An announcement from the U.S. Justice Department, released in late February, said 10 campuses will soon be visited by the Federal Task Force to Combat Anti-Semitism. The task force was created by an executive order signed by President Trump.
The campuses listed are Columbia University; George Washington University; Harvard University; Johns Hopkins University; New York University; Northwestern University; the University of California, Los Angeles; the University of California, Berkeley; the University of Minnesota; and the University of Southern California.
The task force will be led by attorney Leo Terrell, best known as a longtime Fox News analyst. He was appointed by President Trump to a senior position within the civil rights division at the Justice Department.
In a Fox News interview about the task force, Terrell said campus perpetrators will be held responsible for “horrific acts” committed against Jewish Americans.
“We're going to use every tool to eradicate this. This is going to stop,” Terrell vowed.
Terrell pointed out that one of the schools, Columbia, has been punished by the Trump administration already. The university learned last week it is losing $400 million in federal funds, including grants and contracts.
Naya Lekht, a scholar on Jewish history, exposes antisemitism and promotes Zionism at the Institute for Global Studies of Anti-Semitism and Policy. She tells AFN her concern is the task force will fail to punish the schools beyond threatening them over Title IV, which is federal funding for higher ed.

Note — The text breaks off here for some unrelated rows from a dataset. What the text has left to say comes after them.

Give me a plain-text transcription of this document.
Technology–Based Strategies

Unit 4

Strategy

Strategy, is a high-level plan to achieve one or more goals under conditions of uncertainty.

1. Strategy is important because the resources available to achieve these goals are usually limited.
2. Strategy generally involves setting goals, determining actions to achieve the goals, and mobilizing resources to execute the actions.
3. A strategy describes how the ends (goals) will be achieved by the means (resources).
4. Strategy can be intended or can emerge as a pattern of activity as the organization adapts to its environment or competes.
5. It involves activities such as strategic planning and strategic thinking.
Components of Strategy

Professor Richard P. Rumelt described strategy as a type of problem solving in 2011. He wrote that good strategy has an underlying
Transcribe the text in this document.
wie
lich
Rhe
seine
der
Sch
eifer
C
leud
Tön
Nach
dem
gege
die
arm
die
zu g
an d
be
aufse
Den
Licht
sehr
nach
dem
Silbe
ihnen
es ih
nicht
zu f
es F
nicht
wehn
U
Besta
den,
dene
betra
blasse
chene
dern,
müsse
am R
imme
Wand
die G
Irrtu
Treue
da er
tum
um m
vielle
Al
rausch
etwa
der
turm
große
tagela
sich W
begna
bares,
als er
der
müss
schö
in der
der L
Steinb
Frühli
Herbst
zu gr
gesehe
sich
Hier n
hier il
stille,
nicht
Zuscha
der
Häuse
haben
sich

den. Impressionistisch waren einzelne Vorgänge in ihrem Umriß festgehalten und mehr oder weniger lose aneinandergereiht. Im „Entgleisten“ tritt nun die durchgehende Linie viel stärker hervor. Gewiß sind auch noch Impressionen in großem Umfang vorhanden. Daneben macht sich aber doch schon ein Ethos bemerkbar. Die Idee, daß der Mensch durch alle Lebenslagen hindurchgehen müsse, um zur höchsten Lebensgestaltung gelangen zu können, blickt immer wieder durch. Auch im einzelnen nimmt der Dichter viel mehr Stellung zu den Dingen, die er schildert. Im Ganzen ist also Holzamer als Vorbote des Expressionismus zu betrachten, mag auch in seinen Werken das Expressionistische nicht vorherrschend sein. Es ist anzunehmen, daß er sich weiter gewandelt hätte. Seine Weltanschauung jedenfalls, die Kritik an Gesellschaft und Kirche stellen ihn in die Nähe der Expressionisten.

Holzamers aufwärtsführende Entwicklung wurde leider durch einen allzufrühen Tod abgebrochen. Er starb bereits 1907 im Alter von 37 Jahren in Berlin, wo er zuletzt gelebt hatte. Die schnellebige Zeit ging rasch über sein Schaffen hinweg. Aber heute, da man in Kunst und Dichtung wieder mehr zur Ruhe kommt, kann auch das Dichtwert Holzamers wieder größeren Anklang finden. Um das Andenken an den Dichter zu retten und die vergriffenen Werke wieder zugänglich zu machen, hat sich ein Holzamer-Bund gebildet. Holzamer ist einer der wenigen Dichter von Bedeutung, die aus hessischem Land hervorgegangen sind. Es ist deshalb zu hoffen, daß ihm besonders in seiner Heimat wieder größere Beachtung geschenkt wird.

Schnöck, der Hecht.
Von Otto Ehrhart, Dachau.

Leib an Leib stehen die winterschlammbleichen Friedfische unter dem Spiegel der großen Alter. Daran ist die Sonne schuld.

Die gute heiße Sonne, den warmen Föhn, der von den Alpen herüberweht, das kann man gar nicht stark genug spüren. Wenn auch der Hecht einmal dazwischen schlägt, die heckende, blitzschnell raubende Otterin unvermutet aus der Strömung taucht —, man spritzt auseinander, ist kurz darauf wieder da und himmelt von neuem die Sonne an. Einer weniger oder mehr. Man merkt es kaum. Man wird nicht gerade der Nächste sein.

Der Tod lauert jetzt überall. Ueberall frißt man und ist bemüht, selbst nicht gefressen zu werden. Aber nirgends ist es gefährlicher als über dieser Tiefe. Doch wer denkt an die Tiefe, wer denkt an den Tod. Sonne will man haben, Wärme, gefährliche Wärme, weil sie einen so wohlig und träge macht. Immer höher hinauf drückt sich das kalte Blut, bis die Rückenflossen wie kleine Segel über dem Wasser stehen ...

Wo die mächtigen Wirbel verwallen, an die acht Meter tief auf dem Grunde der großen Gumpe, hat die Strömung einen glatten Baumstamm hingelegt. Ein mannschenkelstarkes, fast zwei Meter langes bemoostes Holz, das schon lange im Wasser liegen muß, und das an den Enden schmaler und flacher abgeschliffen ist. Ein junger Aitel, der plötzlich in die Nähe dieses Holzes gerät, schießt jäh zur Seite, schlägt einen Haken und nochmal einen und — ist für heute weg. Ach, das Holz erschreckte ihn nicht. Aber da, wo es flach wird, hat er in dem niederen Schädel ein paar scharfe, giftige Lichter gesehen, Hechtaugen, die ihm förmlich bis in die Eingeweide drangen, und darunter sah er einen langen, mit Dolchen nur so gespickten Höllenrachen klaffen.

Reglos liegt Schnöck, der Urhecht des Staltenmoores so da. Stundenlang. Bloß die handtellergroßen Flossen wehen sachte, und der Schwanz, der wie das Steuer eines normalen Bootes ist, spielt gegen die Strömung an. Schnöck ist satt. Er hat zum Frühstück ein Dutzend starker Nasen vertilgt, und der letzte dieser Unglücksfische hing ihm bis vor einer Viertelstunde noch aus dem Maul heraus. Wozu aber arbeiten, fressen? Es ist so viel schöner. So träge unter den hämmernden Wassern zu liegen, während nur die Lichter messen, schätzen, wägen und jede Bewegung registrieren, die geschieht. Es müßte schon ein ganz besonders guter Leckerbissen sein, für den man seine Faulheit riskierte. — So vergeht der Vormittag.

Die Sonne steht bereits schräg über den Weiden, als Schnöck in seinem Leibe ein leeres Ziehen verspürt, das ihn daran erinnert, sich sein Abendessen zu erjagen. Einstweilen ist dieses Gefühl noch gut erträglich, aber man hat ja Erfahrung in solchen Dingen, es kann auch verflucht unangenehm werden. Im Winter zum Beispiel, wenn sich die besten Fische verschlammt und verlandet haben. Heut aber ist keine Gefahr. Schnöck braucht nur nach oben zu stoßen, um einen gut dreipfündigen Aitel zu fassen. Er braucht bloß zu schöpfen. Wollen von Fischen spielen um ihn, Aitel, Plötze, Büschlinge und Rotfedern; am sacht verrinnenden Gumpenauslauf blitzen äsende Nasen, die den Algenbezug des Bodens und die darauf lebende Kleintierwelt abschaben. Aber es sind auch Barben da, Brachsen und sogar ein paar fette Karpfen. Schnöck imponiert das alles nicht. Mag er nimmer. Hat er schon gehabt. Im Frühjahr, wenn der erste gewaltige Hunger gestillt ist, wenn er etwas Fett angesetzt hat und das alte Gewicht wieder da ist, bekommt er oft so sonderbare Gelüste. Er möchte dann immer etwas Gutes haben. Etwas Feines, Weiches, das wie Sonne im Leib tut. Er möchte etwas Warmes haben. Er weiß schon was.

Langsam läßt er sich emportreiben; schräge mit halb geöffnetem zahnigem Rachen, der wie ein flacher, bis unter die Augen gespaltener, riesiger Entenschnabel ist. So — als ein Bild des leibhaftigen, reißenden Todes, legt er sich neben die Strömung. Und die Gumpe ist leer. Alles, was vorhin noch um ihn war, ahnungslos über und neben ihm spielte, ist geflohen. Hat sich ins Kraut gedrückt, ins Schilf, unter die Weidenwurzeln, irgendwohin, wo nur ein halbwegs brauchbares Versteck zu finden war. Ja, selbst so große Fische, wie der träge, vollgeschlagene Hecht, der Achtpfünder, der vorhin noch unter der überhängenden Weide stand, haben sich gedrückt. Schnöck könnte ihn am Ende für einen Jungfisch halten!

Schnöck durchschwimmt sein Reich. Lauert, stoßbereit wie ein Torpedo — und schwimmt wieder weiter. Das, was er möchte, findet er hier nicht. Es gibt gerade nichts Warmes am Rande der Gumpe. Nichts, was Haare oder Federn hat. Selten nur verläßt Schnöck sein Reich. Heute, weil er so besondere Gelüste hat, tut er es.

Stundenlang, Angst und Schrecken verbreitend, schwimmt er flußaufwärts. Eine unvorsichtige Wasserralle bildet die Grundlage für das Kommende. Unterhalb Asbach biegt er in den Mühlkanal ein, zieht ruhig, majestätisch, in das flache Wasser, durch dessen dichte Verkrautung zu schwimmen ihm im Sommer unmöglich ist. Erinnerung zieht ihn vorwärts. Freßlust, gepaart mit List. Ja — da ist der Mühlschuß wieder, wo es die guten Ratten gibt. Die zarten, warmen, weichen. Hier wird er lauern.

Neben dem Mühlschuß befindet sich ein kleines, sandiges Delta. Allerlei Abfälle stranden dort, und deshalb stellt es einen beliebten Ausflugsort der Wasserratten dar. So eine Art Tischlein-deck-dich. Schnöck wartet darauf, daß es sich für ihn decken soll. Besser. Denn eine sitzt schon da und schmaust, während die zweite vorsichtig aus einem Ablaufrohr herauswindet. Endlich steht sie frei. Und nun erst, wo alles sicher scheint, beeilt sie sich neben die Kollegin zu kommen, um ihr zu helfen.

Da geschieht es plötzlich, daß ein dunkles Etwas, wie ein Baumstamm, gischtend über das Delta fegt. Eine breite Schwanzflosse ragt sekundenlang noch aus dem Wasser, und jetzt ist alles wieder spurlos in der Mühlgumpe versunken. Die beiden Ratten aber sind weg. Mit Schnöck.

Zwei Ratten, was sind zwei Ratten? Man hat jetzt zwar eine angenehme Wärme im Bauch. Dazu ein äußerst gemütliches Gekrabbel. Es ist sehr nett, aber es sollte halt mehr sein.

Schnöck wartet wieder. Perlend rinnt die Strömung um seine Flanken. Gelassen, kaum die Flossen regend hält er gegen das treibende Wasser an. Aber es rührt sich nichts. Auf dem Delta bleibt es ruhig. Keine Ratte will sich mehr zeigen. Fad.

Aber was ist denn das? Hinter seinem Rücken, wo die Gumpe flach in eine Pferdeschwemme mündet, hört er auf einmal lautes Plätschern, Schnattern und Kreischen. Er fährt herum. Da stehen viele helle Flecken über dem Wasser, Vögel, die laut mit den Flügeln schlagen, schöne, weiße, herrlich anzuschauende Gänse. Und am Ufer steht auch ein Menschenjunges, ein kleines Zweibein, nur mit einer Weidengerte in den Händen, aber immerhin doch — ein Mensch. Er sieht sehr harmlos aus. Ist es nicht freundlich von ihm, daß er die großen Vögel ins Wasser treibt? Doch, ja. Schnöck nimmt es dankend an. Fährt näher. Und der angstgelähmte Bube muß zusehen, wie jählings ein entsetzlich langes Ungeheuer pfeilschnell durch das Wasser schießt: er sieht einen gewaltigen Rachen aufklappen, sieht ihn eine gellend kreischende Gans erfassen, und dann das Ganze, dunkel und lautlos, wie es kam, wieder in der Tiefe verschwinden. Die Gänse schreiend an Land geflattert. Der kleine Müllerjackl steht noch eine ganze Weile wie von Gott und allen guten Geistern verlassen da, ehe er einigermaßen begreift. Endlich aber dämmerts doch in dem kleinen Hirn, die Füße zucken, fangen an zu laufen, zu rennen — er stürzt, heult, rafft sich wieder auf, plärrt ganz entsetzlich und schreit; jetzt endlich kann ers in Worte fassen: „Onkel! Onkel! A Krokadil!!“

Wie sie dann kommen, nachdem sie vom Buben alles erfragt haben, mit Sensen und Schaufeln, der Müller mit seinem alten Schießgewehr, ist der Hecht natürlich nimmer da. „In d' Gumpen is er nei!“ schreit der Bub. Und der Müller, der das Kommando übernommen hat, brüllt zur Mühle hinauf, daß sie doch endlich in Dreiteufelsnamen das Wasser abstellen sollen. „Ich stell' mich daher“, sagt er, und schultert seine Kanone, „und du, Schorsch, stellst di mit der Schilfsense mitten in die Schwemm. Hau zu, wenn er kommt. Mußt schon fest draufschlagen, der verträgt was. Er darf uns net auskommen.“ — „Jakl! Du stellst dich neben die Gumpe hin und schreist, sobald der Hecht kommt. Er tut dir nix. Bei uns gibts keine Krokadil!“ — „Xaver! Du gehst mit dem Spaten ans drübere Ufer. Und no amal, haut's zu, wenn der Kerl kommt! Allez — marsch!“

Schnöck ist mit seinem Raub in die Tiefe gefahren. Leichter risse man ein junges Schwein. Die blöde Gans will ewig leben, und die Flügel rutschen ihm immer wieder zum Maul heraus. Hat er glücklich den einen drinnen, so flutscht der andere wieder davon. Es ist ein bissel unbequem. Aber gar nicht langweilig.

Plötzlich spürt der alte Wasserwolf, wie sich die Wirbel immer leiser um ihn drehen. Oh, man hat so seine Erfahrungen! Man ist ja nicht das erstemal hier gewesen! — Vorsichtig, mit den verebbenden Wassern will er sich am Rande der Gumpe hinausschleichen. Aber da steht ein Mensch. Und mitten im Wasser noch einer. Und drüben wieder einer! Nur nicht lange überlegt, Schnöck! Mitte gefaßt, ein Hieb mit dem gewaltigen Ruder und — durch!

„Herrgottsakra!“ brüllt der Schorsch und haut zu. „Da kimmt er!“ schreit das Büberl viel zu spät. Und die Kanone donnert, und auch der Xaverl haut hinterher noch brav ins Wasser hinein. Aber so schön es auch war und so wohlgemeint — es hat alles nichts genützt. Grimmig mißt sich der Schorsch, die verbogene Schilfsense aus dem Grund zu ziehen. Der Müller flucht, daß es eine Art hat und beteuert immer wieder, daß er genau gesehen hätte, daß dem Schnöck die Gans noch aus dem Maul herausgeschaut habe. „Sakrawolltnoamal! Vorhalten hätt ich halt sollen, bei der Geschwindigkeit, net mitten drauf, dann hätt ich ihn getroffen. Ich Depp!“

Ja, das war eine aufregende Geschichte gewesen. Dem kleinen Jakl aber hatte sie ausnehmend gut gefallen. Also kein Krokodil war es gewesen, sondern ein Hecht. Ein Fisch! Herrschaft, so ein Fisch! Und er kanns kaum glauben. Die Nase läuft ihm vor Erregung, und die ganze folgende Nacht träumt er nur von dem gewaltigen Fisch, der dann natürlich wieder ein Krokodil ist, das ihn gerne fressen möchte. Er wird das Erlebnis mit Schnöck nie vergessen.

“And we have seen that Title IV doesn't really work so effectively for antisemitism,” she says. “It just doesn't seem to protect Jewish individuals."
What the task force must accomplish, she insists, is to punish the faculty members who permitted, and even led, pro-Hamas ideology on their campus.
"That's what I want them to investigate,” she says. “I want them to investigate how these faculty and student groups are violating academic codes, not necessarily looking at Jewish individuals and how they have been discriminated against, but rather looking at the perpetrators."
Columbia University is now in the news for more than losing federal dollars. A student protest leader named Mahmoud Khalil is now facing deportation back to Syria for his role as a pro-Hamas protest organizer.
Khalil’s arrest over the weekend, ordered by the State Department, came after President Trump promised to crack down on the anti-Jewish campus protests and the “terrorist sympathizers” who led them.